We’re kicking off a series to accompany a new three-year project supported by Comic Relief, which aims to challenge sexism in the digital sector. Here Max Baczynski from the Apps for Good Business Development team examines the history of some of the issues facing girls in tech. Later blogs will focus on what we’re doing to try to improve diversity in the tech sector as part of the project, and, in true Apps for Good style, where we’re succeeding and where we’re failing.
We all know that women are terribly underrepresented in tech, with only 17% of positions in the UK tech industry filled by women. The real question is why? What happened to women in computer science?
A piece by NPR provides insight on this, pointing to the coincidentally Orwellian year, 1984. This is the year that computer science diverges from an upward trend in representation of female majors in technical subjects, plateaus, and then begins to decline, significantly.
As with all trends in society, there are myriad causes but, according to NPR’s research, a hugely influential factor seems to be the emergence of the personal computer in the early eighties. The early PCs were marketed as toys to play games (think classics like Space Invaders) and almost exclusively as toys for boys, a narrative propagated by Hollywood (think films like WarGames). It began to create a culture where women either did not fit or were not visible at all.
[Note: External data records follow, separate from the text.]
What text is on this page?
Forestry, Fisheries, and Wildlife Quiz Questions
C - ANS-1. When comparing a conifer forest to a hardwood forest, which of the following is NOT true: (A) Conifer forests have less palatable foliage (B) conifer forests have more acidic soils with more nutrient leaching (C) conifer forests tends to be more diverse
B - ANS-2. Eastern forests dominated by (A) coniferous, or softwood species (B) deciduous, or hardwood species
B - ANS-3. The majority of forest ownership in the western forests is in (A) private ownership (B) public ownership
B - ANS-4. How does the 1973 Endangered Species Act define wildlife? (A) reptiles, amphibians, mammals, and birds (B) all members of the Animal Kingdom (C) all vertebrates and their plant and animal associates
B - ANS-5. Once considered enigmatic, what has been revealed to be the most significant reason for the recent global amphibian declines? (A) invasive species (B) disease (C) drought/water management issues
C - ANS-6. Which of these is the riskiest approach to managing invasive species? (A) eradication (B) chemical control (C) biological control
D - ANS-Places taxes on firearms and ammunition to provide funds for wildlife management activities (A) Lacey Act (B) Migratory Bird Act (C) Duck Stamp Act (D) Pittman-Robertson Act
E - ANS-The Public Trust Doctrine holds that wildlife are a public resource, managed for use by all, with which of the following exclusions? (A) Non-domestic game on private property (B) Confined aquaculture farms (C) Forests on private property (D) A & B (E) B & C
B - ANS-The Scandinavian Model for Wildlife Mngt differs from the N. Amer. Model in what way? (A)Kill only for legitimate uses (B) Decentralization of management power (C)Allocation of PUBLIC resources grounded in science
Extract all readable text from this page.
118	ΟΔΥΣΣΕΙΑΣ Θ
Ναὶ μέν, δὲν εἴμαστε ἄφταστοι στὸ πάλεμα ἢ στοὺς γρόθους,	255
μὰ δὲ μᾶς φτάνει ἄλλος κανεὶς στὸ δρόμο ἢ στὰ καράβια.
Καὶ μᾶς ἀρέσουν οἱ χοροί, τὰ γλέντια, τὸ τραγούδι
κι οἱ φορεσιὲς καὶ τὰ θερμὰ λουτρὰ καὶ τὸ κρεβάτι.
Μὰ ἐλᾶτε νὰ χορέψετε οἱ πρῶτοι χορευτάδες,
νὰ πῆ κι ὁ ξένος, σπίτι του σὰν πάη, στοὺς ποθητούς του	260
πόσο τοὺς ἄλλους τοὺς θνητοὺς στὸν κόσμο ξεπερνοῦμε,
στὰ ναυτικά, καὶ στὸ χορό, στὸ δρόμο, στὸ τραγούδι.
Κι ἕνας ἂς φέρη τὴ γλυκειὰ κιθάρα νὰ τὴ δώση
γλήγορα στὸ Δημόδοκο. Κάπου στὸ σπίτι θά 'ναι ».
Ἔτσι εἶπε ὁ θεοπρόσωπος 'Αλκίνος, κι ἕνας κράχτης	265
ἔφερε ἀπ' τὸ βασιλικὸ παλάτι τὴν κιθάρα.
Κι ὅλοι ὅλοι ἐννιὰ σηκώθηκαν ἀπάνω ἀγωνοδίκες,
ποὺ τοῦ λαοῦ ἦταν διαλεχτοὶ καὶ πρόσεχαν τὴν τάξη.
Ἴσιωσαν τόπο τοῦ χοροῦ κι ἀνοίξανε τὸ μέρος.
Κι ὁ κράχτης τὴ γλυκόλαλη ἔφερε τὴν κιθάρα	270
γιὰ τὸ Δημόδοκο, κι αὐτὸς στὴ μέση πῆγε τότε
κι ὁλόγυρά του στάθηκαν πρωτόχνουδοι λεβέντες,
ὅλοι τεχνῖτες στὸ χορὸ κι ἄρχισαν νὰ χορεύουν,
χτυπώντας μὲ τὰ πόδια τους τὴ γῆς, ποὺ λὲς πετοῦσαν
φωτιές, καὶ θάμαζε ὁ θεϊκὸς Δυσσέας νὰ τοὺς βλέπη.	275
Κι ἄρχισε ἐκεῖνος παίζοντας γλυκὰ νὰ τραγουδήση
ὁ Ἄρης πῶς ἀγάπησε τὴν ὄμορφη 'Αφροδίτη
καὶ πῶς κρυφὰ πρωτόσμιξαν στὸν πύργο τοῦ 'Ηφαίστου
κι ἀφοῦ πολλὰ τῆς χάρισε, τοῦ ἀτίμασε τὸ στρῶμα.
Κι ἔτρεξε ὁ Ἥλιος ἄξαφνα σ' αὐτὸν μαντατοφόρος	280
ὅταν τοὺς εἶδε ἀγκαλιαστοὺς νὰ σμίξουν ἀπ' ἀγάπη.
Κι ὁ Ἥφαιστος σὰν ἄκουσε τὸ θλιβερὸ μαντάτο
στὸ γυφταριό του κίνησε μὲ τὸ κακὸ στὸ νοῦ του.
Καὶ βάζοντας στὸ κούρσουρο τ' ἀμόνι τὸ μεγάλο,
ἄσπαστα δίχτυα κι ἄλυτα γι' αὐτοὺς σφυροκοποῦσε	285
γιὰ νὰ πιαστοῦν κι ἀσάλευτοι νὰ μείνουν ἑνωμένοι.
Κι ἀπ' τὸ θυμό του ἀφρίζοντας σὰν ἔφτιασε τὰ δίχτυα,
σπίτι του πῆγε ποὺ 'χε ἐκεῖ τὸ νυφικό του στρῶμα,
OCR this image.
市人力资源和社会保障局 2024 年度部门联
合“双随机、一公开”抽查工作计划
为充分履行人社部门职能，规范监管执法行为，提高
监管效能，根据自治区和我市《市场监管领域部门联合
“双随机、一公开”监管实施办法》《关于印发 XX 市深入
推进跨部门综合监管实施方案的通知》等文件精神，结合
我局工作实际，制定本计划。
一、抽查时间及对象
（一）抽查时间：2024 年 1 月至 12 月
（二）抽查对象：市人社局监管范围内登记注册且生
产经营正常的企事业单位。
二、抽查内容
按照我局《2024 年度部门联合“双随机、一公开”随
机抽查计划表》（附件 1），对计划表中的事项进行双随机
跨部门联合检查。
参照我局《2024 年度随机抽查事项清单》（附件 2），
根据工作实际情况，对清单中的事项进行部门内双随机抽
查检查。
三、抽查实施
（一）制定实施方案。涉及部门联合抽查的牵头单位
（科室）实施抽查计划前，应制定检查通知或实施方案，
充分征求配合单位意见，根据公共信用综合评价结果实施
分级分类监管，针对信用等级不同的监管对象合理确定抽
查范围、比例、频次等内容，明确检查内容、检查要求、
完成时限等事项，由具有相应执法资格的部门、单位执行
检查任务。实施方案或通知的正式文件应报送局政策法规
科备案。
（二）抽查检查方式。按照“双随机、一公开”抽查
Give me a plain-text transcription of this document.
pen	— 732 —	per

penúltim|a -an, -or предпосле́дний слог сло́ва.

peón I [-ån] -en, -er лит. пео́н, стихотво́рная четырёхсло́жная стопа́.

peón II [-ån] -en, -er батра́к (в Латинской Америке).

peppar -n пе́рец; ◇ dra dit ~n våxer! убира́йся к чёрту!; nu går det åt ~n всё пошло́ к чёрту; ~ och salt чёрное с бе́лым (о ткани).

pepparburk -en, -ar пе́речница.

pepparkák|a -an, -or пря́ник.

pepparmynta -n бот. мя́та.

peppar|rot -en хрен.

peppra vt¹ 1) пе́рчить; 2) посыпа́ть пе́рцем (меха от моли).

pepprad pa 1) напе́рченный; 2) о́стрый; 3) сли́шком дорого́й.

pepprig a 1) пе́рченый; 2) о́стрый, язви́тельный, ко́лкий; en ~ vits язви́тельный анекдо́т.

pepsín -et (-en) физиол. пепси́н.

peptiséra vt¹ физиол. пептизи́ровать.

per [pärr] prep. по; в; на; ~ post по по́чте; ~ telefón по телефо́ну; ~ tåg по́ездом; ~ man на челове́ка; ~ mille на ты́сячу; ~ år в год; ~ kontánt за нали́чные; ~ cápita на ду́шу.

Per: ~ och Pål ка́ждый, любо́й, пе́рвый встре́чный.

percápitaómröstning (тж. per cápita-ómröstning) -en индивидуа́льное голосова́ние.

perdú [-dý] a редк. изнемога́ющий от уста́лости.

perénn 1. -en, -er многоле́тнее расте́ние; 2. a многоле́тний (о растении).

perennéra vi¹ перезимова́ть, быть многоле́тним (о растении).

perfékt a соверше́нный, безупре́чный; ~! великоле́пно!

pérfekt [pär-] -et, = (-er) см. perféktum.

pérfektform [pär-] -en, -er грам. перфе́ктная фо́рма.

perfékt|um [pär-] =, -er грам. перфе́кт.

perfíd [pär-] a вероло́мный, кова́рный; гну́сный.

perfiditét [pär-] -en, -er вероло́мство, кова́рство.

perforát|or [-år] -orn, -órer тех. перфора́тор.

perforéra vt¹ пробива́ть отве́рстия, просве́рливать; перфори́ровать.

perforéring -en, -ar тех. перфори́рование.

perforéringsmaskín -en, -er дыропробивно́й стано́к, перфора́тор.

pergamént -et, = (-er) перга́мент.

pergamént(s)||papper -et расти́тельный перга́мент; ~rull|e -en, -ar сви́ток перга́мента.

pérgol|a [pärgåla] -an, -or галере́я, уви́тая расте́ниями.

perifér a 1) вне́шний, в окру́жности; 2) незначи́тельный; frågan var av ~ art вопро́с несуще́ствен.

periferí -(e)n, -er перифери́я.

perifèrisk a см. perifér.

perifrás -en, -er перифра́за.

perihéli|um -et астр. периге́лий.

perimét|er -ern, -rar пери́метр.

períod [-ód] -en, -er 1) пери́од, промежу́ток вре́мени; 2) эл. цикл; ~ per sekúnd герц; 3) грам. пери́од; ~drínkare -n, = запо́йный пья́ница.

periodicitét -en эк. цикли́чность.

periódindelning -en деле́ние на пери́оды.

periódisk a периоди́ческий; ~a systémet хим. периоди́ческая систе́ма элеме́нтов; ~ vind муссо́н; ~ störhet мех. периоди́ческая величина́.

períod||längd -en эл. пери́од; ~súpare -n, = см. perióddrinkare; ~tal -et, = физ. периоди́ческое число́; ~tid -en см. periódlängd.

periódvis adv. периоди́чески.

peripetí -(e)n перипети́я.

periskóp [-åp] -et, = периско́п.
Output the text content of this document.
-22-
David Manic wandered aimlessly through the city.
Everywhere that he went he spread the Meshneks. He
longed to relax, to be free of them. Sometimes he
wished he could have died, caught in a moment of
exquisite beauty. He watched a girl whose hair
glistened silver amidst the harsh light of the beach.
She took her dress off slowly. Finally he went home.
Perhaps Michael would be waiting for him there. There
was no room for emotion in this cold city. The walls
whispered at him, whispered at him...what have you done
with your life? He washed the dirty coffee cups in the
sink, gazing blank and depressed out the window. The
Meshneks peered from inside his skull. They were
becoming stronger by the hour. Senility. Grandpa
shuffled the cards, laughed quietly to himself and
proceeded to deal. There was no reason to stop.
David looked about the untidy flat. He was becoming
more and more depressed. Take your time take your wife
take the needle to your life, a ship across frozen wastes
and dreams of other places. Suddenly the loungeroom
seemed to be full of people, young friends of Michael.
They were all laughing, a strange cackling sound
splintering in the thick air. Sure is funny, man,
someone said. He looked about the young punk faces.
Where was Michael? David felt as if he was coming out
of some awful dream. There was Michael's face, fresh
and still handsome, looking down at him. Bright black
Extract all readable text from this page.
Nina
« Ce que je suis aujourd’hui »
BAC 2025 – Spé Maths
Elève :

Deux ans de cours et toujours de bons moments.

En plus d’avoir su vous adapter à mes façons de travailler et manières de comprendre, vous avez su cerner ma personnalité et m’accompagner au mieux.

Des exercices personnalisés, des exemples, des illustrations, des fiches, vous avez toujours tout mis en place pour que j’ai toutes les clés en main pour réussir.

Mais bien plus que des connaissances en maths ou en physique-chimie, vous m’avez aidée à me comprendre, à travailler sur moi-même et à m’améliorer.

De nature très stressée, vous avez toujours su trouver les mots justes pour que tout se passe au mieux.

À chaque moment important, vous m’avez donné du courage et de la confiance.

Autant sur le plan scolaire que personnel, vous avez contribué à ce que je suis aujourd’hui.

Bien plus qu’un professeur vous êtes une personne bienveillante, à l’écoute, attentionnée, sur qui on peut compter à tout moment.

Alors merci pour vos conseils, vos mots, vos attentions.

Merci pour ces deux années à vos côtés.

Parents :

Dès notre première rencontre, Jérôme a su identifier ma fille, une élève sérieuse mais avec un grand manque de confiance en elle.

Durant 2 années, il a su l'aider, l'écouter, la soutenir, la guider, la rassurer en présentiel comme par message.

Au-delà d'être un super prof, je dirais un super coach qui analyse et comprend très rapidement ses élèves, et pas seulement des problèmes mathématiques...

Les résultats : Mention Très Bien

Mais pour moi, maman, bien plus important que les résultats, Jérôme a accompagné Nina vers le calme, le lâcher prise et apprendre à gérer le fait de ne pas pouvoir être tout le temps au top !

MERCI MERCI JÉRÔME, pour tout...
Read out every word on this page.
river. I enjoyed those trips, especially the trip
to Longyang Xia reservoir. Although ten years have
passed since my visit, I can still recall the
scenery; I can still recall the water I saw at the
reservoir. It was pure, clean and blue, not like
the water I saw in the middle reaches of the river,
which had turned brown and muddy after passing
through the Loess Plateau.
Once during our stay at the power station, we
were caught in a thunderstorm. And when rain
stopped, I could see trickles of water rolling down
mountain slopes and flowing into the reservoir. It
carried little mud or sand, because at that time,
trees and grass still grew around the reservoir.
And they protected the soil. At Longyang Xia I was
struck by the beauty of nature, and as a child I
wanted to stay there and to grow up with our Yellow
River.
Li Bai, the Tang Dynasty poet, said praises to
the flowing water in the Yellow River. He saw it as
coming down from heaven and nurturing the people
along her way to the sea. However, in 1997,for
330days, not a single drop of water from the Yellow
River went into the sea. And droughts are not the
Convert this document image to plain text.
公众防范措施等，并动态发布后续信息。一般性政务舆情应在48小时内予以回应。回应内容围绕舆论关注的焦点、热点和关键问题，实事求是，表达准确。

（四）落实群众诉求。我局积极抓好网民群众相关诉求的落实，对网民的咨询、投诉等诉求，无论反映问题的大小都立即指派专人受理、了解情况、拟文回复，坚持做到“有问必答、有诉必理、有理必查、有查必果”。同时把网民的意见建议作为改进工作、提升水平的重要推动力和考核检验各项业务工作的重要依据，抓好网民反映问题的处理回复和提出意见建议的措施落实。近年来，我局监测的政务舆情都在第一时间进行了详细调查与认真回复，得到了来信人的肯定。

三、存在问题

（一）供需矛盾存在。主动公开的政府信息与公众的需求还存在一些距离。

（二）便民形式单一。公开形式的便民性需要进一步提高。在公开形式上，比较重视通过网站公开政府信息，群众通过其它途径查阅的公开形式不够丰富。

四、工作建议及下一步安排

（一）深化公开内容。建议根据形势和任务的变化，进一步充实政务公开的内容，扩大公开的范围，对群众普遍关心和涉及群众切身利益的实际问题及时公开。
The rise of this narrative and the proliferation of personal computers, specifically amongst boys, had two effects. The first was to discourage women from exploring computer science or even computers at all and the second was to leave women at a disadvantage if they did start a computer science degree.
The male students, who had been exposed to computers throughout their teens, picked up an informal knowledge of computing that most girls lacked. Lecturers through the eighties began to expect more and more pre-existing knowledge and experience of computing and female students quickly realised that they were starting the course already way behind their male peers. This led to a disproportionately high dropout rate for female computer science students, even when they were excelling in other academic fields.
Over 30 years later, these effects still echo in our impact data (see table of skill improvement/careers interest below). By intervening early and through our Expert Community (40% women) where students are exposed to female role models working in tech, we show that technology is accessible for girls and boys alike. In fact girls outperform boys across the board, showing greater improvement in both technical computing skills and “soft” transferable skills. However, this does not translate into a greater interest in technical jobs or jobs that use technology, with boys reporting significantly more interest in these areas.
So, what’s going on here? We’ve reached our girls early, showed them the potential of tech and helped them to start building their skills. Why isn’t there a parallel increase in interest in a tech career?
Well, we must remember that our students do not exist in a vacuum and there are likely to be a number of external factors and societal pressures. For example, toys are more gendered now than they were fifty years ago, and the “Brogrammer Effect” is still going strong. To quote Jordan Weissmann, “it seems pretty plain that culture – the way society at large still treats tech as a male bastion, and the often nerd-frat hybrid culture of the field itself – plays a role.”
Whilst improving diversity in the tech sector will be a journey with no quick fixes, we’re determined to make a difference and are thrilled to be partnering with Comic Relief and other organisations on this mission. We’re building on our 50/50 male/female split of students in our course to continue to break down barriers to entry for young people that have nothing to do with ability.
In future blogs, we’ll talk more about what new steps we’re taking and we hope you’ll support us on this mission to inspire the next generation of boys and girls in tech.